O gânglio ciliar é uma estrutura parassimpática vital localizada no ápice orbitário, essencial para a inervação do esfíncter da pupila e músculo ciliar.
A órbita é uma cavidade complexa que abriga o globo ocular e seus anexos. O conhecimento de sua anatomia é crucial para cirurgias orbitárias e bloqueios anestésicos. O ápice orbitário é uma região de alta densidade de estruturas nobres, onde o anel de Zinn serve de origem para os músculos retos. O gânglio ciliar, embora pequeno (1-2 mm), é o centro de controle da dinâmica pupilar e da acomodação. Sua posição estratégica entre o nervo óptico e o reto lateral o protege, mas também o torna vulnerável em traumas de ápice ou processos inflamatórios da órbita posterior. A compreensão de que a fossa lacrimal é formada pelos ossos lacrimal e maxilar (e não esfenoide) e que a periórbita reveste toda a cavidade ajuda a consolidar o conhecimento anatômico necessário para a prática oftalmológica.

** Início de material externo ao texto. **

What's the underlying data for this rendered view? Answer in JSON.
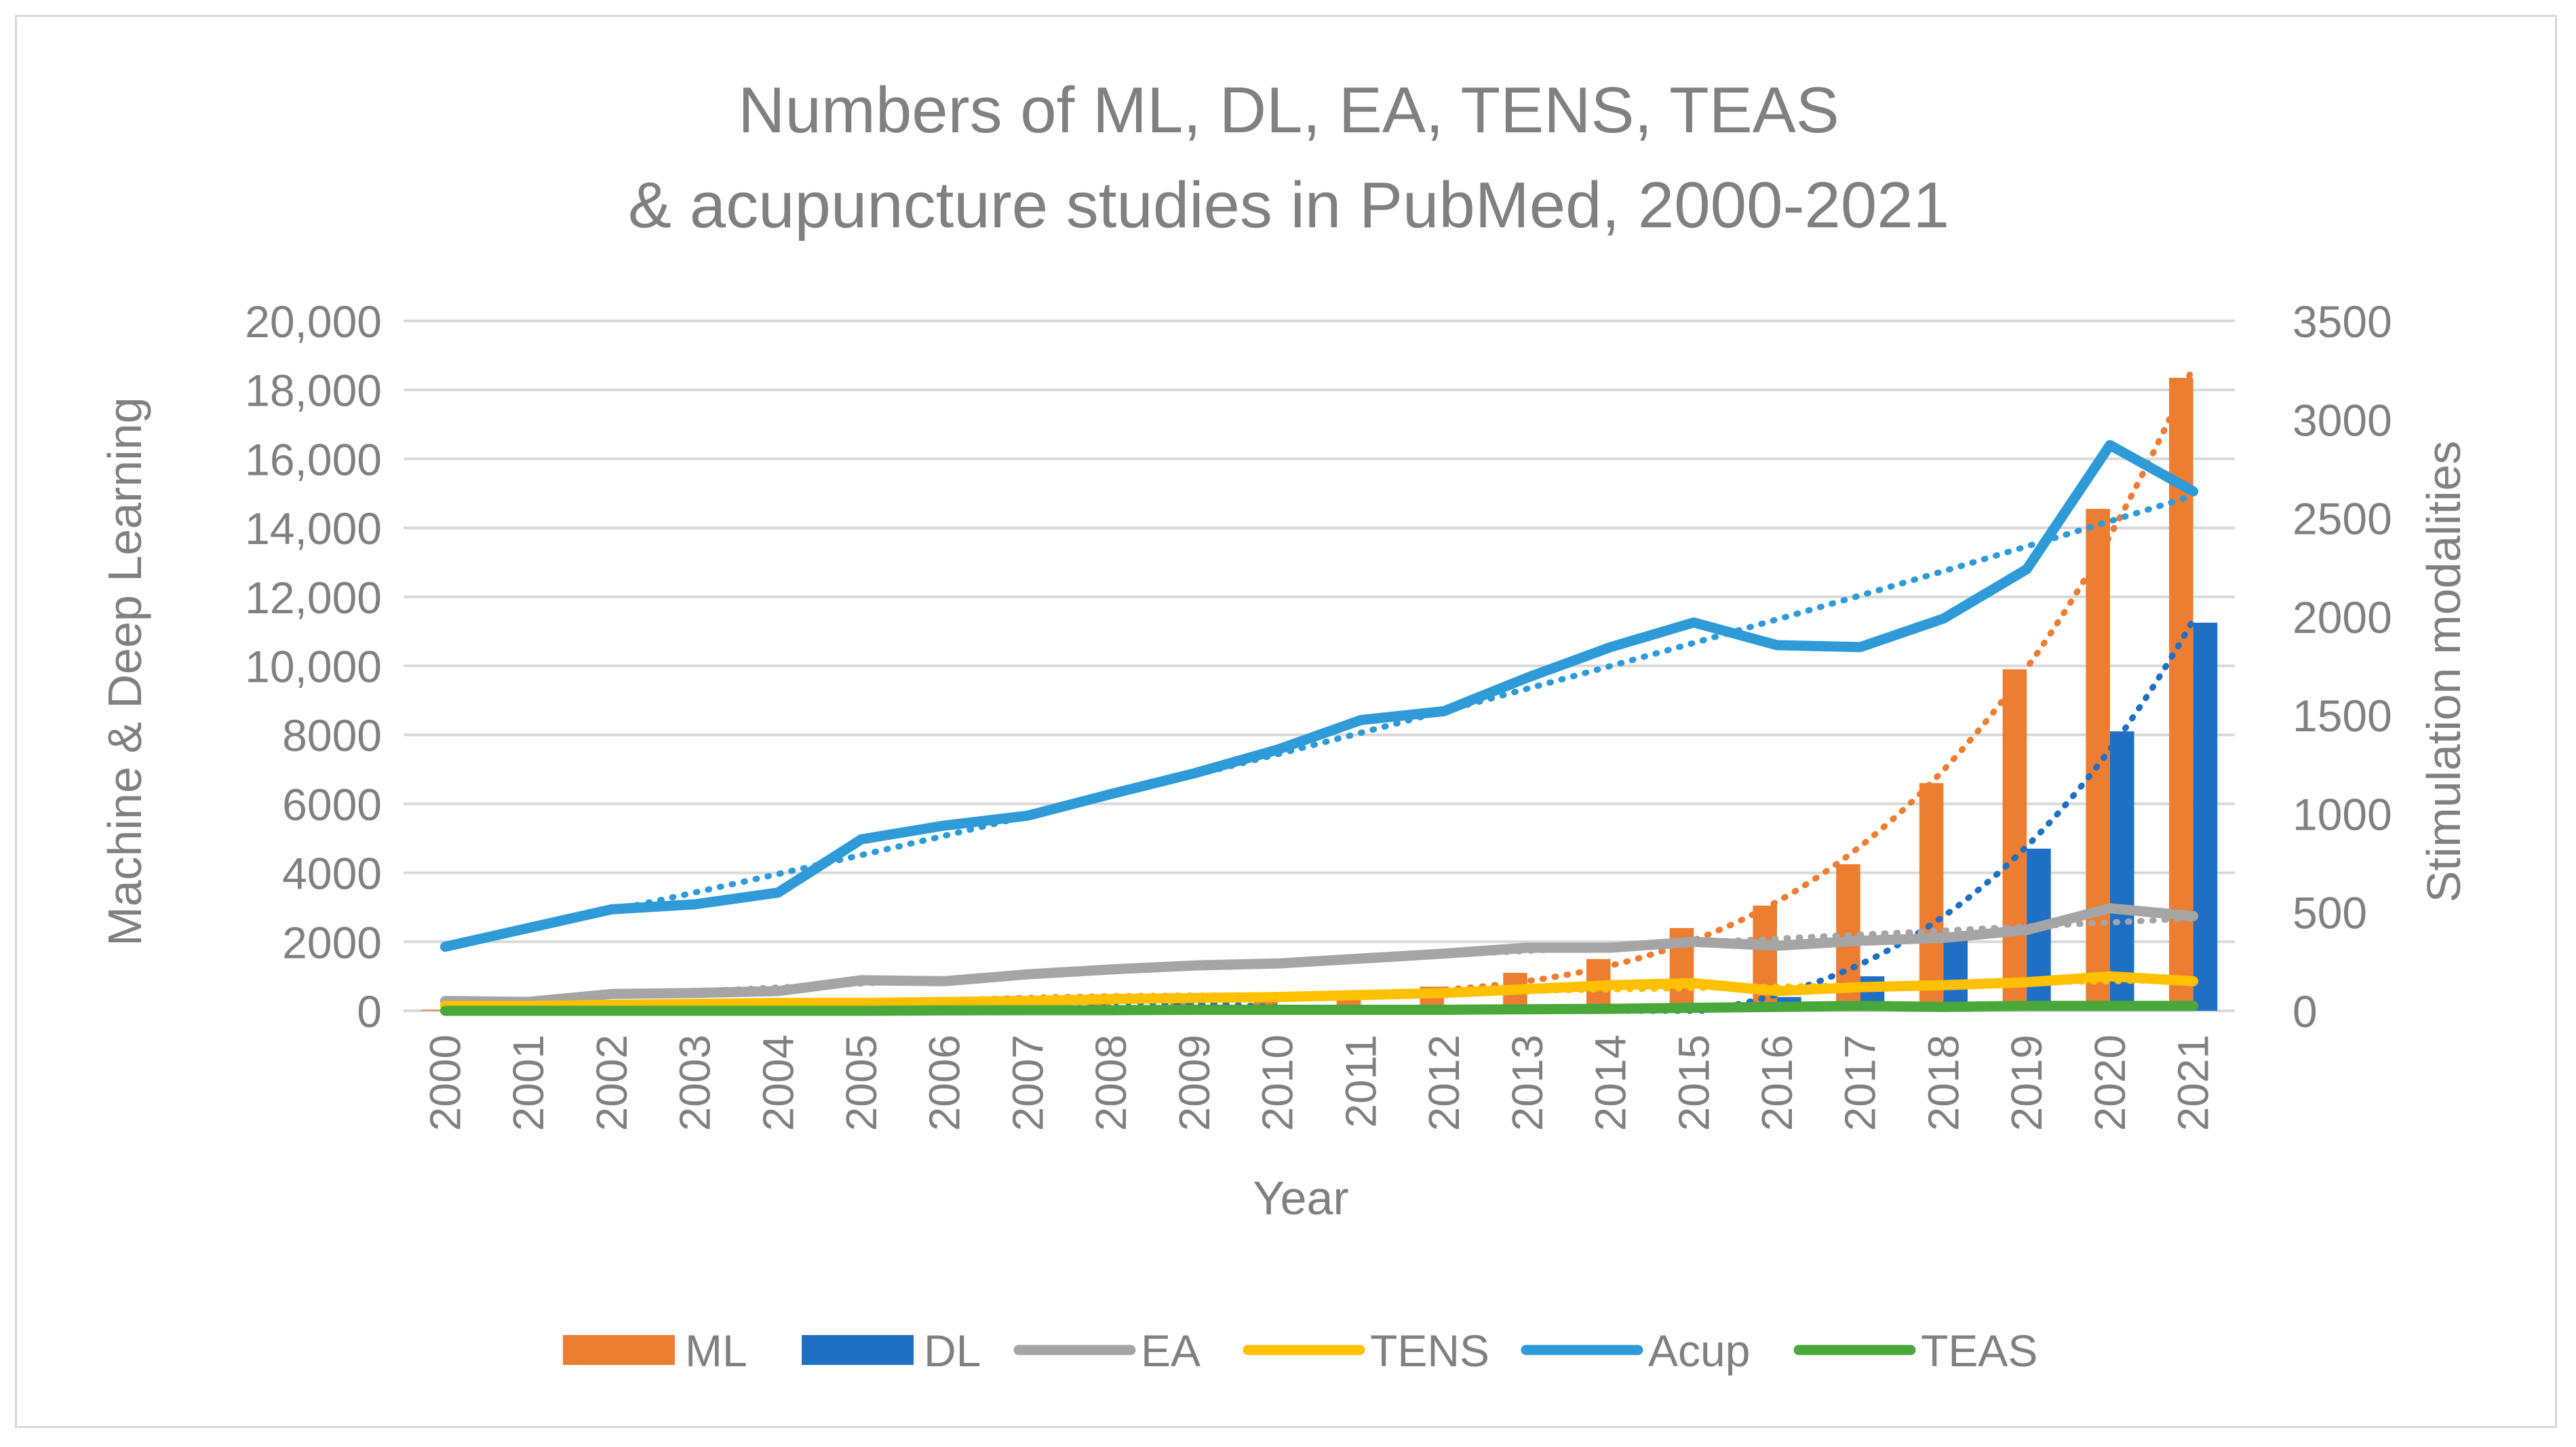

O gânglio ciliar localiza-se no ápice da órbita, aproximadamente 1 cm à frente do anel de Zinn. Ele está situado lateralmente à artéria oftálmica e ao nervo óptico, e medialmente ao músculo reto lateral, dentro do espaço intracônico.
O gânglio ciliar recebe três raízes: 1) Raiz parassimpática (motora curta) vinda do nervo oculomotor (III par), que faz sinapse no gânglio; 2) Raiz simpática vinda do plexo carotídeo; 3) Raiz sensitiva vinda do nervo nasociliar (ramo do V1).
Do gânglio ciliar saem os nervos ciliares curtos. As fibras parassimpáticas pós-ganglionares inervam o músculo esfíncter da pupila (miose) e o músculo ciliar (acomodação). As fibras simpáticas e sensitivas apenas atravessam o gânglio sem fazer sinapse.